Hello everyone,
The update for this week consists of two parts,the CollectionWithTagRule
that is about reading the blocks from HDFS using the XMLInputFormat
class.This rule informs the parser that it needs to read its data in
blocks from HDFS and passes some additional information that are needed
in order to read the items correctly.I made one change in the
XMLInputFormat class, the class reads a block from HDFS and looks for
the starting and closing tag that the user specified in his query.Until
now I did not take into account that in the opening tag there may be
more information refarding the item, for example:
<book name="something">
...
...
</book>
but I was only looking for tags like:
<book>
...
...
</book>
I changed that to take into account that the opening tag may contain
additional information and to include it in the returning item.

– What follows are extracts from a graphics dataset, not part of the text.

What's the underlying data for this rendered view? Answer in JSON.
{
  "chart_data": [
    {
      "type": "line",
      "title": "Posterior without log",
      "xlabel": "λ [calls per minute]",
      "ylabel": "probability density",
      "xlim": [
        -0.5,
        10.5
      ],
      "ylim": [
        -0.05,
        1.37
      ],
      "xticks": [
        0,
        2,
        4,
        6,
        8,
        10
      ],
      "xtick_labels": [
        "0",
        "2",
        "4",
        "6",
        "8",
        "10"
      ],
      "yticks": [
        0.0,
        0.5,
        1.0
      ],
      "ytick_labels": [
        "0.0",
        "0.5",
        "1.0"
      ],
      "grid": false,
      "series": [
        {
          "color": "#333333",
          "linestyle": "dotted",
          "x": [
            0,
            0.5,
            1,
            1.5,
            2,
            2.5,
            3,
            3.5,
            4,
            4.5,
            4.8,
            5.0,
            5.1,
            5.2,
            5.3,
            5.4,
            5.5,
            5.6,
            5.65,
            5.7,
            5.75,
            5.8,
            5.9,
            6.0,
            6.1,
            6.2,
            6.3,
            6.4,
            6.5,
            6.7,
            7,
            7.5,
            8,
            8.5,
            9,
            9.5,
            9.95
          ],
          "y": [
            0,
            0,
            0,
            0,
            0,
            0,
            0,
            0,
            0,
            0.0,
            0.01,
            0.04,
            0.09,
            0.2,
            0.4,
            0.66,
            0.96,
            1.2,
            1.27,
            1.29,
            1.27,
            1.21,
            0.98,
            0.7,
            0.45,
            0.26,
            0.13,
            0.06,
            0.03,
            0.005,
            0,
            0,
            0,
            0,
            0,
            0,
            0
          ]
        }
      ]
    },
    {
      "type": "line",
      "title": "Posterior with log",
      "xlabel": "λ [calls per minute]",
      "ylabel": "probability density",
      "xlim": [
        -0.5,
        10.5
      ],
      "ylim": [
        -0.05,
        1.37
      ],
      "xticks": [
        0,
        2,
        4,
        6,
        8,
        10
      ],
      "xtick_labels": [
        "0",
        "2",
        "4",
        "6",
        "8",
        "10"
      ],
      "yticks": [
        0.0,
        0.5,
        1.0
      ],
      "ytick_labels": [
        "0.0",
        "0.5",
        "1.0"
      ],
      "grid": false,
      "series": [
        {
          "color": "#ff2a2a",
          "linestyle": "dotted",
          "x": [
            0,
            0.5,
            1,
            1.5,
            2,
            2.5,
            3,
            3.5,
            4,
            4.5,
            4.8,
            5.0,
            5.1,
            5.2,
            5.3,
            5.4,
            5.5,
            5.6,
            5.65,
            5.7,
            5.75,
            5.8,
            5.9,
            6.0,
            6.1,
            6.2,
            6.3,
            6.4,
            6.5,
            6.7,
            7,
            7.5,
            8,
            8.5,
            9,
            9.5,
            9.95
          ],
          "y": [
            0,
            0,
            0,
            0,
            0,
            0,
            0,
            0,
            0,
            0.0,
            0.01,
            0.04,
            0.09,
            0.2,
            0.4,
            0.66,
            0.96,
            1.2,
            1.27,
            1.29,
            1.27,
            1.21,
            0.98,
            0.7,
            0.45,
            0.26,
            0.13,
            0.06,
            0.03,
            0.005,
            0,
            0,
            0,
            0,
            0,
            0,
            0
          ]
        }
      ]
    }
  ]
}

The second part of the update is about the YARN applications, slider and
twill that I tested this week and my conclusions about which can be used
with vxquery better.
- Slider: Requires mostly configuration files and python scripts for
the application to work which I find very good and generic because with
little changes to the configuration you can use the same work in similar
projects.
- Twill: Requires zookeeper installed along with YARN in order to
work.This application needs mostly changes in the code of the project
you want to use with Twill.
Based on these I find slider, yet again, a better candidate.Still if
anyone has more experience with any of these systems I would like to
give me some feedback on my observations and of course which one is best.
Thank you,
Efi